改訂新版 世界大百科事典 「ガンギエイ」の意味・わかりやすい解説
ガンギエイ
エイ目ガンギエイ科Rajidaeに属する海産魚の総称,またはそのうちの1種を指す。ガンギエイ科はエイ類中もっとも多くの種を含む。アカエイ科が熱帯から温帯にかけてすむのに対し,ガンギエイ科は温帯から寒帯にかけて分布する。多くの種は大陸棚の海底にすむが,数千mの深海で生活するものもある。大きさも全長数十cmから2mに達するものまでさまざまである。日本近海には30種近くがいる。

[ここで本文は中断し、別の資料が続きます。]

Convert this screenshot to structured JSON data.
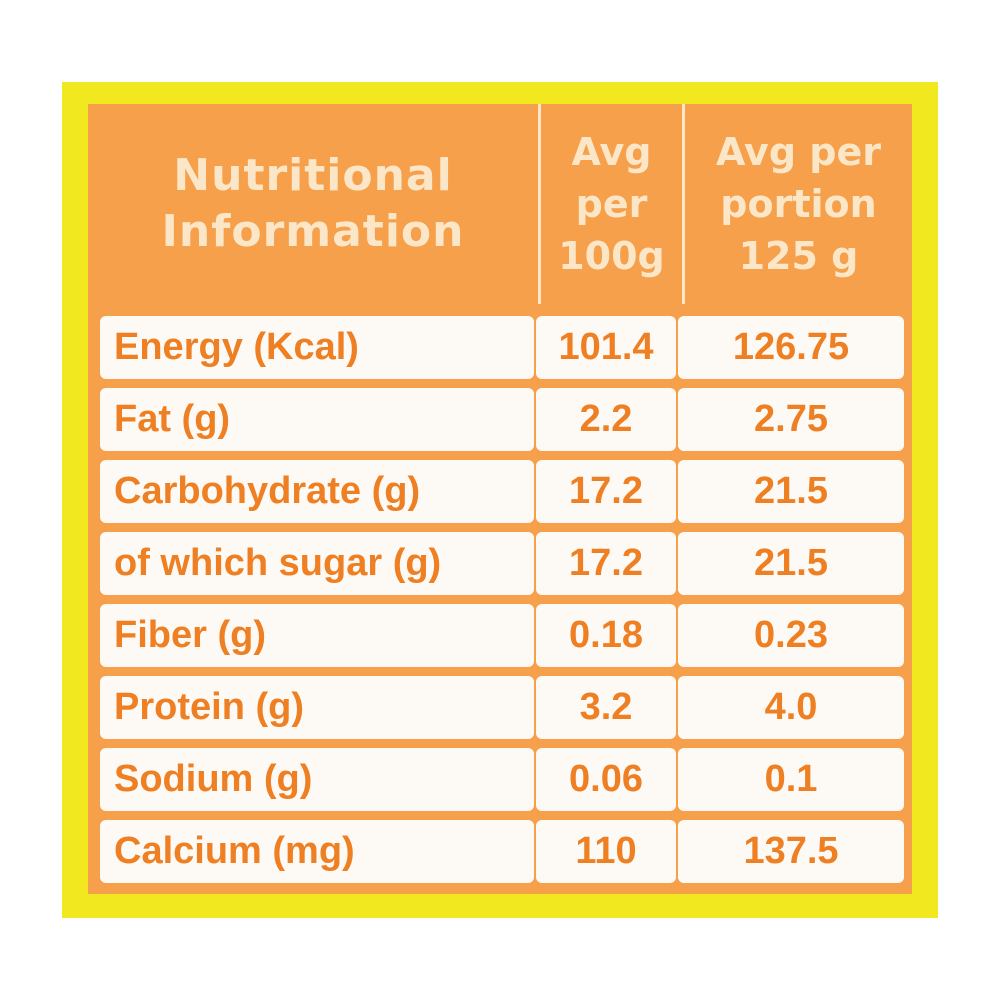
{
  "header": {
    "title_line1": "Nutritional",
    "title_line2": "Information",
    "col1_line1": "Avg",
    "col1_line2": "per",
    "col1_line3": "100g",
    "col2_line1": "Avg per",
    "col2_line2": "portion",
    "col2_line3": "125 g"
  },
  "rows": [
    {
      "name": "Energy (Kcal)",
      "per100": "101.4",
      "perPortion": "126.75"
    },
    {
      "name": "Fat (g)",
      "per100": "2.2",
      "perPortion": "2.75"
    },
    {
      "name": "Carbohydrate (g)",
      "per100": "17.2",
      "perPortion": "21.5"
    },
    {
      "name": "of which sugar (g)",
      "per100": "17.2",
      "perPortion": "21.5"
    },
    {
      "name": "Fiber (g)",
      "per100": "0.18",
      "perPortion": "0.23"
    },
    {
      "name": "Protein (g)",
      "per100": "3.2",
      "perPortion": "4.0"
    },
    {
      "name": "Sodium (g)",
      "per100": "0.06",
      "perPortion": "0.1"
    },
    {
      "name": "Calcium (mg)",
      "per100": "110",
      "perPortion": "137.5"
    }
  ],
  "colors": {
    "frame": "#f2e81f",
    "panel": "#f6a04c",
    "header_text": "#fbe7c8",
    "cell_bg": "#fdfaf6",
    "cell_text": "#ee7f22"
  }
}
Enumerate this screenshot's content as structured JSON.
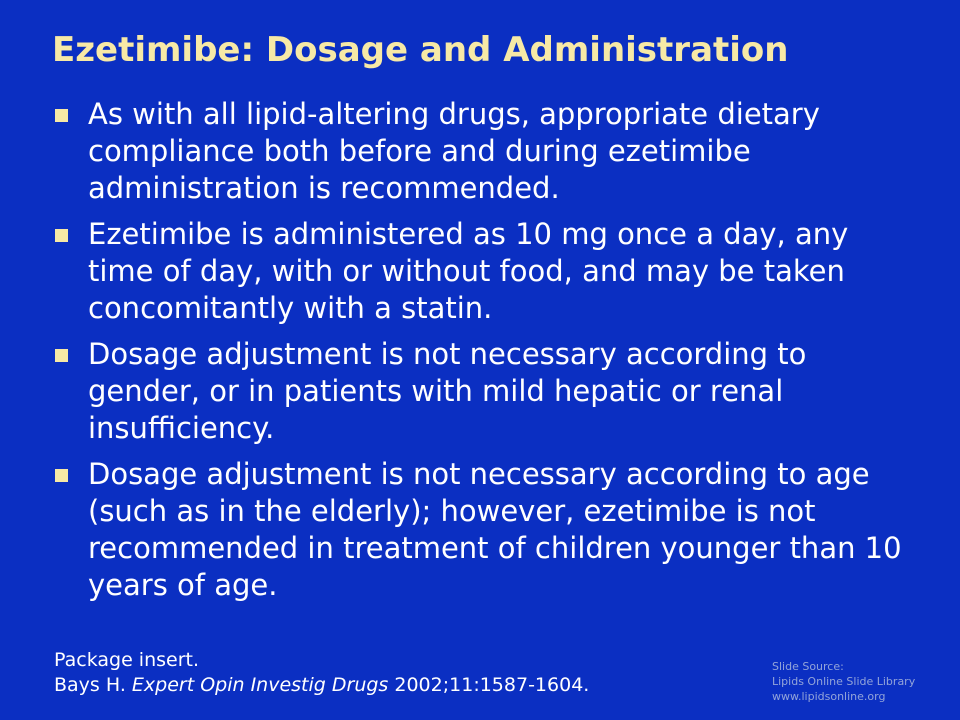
{
  "slide": {
    "title": "Ezetimibe:  Dosage and Administration",
    "bullets": [
      "As with all lipid-altering drugs, appropriate dietary compliance both before and during ezetimibe administration is recommended.",
      "Ezetimibe is administered as 10 mg once a day, any time of day, with or without food, and may be taken concomitantly with a statin.",
      "Dosage adjustment is not necessary according to gender, or in patients with mild hepatic or renal insufficiency.",
      "Dosage adjustment is not necessary according to age (such as in the elderly); however, ezetimibe is not recommended in treatment of children younger than 10 years of age."
    ],
    "references": {
      "line1": "Package insert.",
      "line2_author": "Bays H. ",
      "line2_journal": "Expert Opin Investig Drugs",
      "line2_citation": " 2002;11:1587-1604."
    },
    "source": {
      "label": "Slide Source:",
      "library": "Lipids Online Slide Library",
      "url": "www.lipidsonline.org"
    }
  },
  "colors": {
    "background": "#0b2fc2",
    "title": "#f7e9a6",
    "bullet_marker": "#f7e9a6",
    "body_text": "#ffffff",
    "source_text": "#93a4d9"
  }
}
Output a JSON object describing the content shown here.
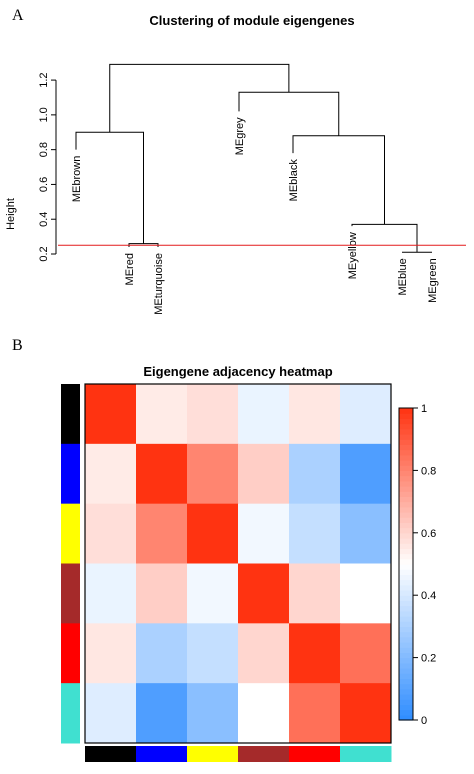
{
  "panels": {
    "a": "A",
    "b": "B"
  },
  "chart_data": [
    {
      "type": "dendrogram",
      "title": "Clustering of module eigengenes",
      "ylabel": "Height",
      "ylim": [
        0.2,
        1.35
      ],
      "yticks": [
        0.2,
        0.4,
        0.6,
        0.8,
        1.0,
        1.2
      ],
      "ytick_labels": [
        "0.2",
        "0.4",
        "0.6",
        "0.8",
        "1.0",
        "1.2"
      ],
      "cut_height": 0.25,
      "cut_color": "#e41a1c",
      "leaves": [
        {
          "label": "MEbrown",
          "height": 0.8
        },
        {
          "label": "MEred",
          "height": 0.24
        },
        {
          "label": "MEturquoise",
          "height": 0.24
        },
        {
          "label": "MEgrey",
          "height": 1.02
        },
        {
          "label": "MEblack",
          "height": 0.78
        },
        {
          "label": "MEyellow",
          "height": 0.36
        },
        {
          "label": "MEblue",
          "height": 0.21
        },
        {
          "label": "MEgreen",
          "height": 0.21
        }
      ],
      "merges": [
        {
          "left": 6,
          "right": 7,
          "height": 0.21
        },
        {
          "left": 1,
          "right": 2,
          "height": 0.26
        },
        {
          "left": 5,
          "right": "m0",
          "height": 0.37
        },
        {
          "left": 4,
          "right": "m2",
          "height": 0.88
        },
        {
          "left": 0,
          "right": "m1",
          "height": 0.9
        },
        {
          "left": 3,
          "right": "m3",
          "height": 1.13
        },
        {
          "left": "m4",
          "right": "m5",
          "height": 1.29
        }
      ]
    },
    {
      "type": "heatmap",
      "title": "Eigengene adjacency heatmap",
      "modules": [
        "black",
        "blue",
        "yellow",
        "brown",
        "red",
        "turquoise"
      ],
      "module_colors": [
        "#000000",
        "#0000ff",
        "#ffff00",
        "#a52a2a",
        "#ff0000",
        "#40e0d0"
      ],
      "values": [
        [
          1.0,
          0.55,
          0.58,
          0.45,
          0.56,
          0.42
        ],
        [
          0.55,
          1.0,
          0.8,
          0.62,
          0.3,
          0.08
        ],
        [
          0.58,
          0.8,
          1.0,
          0.47,
          0.36,
          0.22
        ],
        [
          0.45,
          0.62,
          0.47,
          1.0,
          0.6,
          0.5
        ],
        [
          0.56,
          0.3,
          0.36,
          0.6,
          1.0,
          0.85
        ],
        [
          0.42,
          0.08,
          0.22,
          0.5,
          0.85,
          1.0
        ]
      ],
      "colorbar_range": [
        0,
        1
      ],
      "colorbar_ticks": [
        0,
        0.2,
        0.4,
        0.6,
        0.8,
        1
      ],
      "colorbar_tick_labels": [
        "0",
        "0.2",
        "0.4",
        "0.6",
        "0.8",
        "1"
      ],
      "colormap": {
        "low": "#2e8cff",
        "mid": "#ffffff",
        "high": "#ff3311"
      }
    }
  ]
}
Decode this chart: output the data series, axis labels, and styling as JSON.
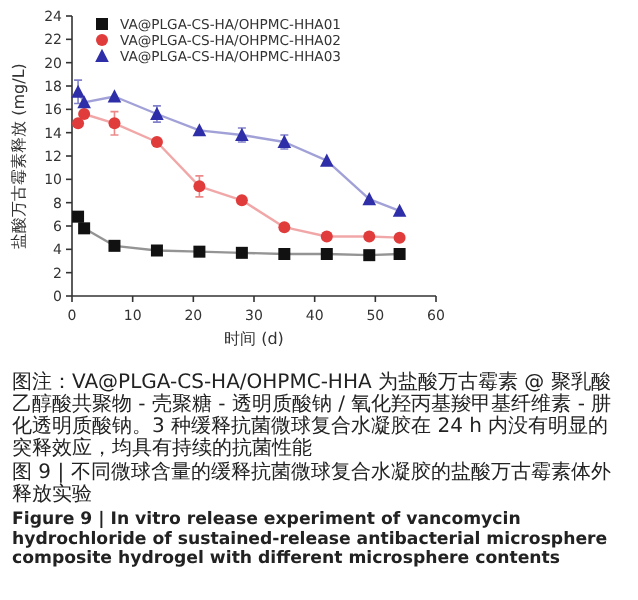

ガンギエイRaja kenojeiは青森から東シナ海までの深さ数百mの沿岸域に生息し,もっともふつうに見られる種類である。カスベと呼ぶ地方も多い。全長65cmに達する。背面には暗褐色の地肌に不規則な大きさの薄い斑紋がある。卵生で,四隅に短い突起のある糸巻状の卵殻を産む。産卵は冬から早春にかけて行う。おもに海底にすむ甲殻類を食べる。尾の両側の筋肉内に弱い電気を出す組織がある。底引網で漁獲され,煮付け,練製品の原料として利用されるほか,乾品としても賞味される。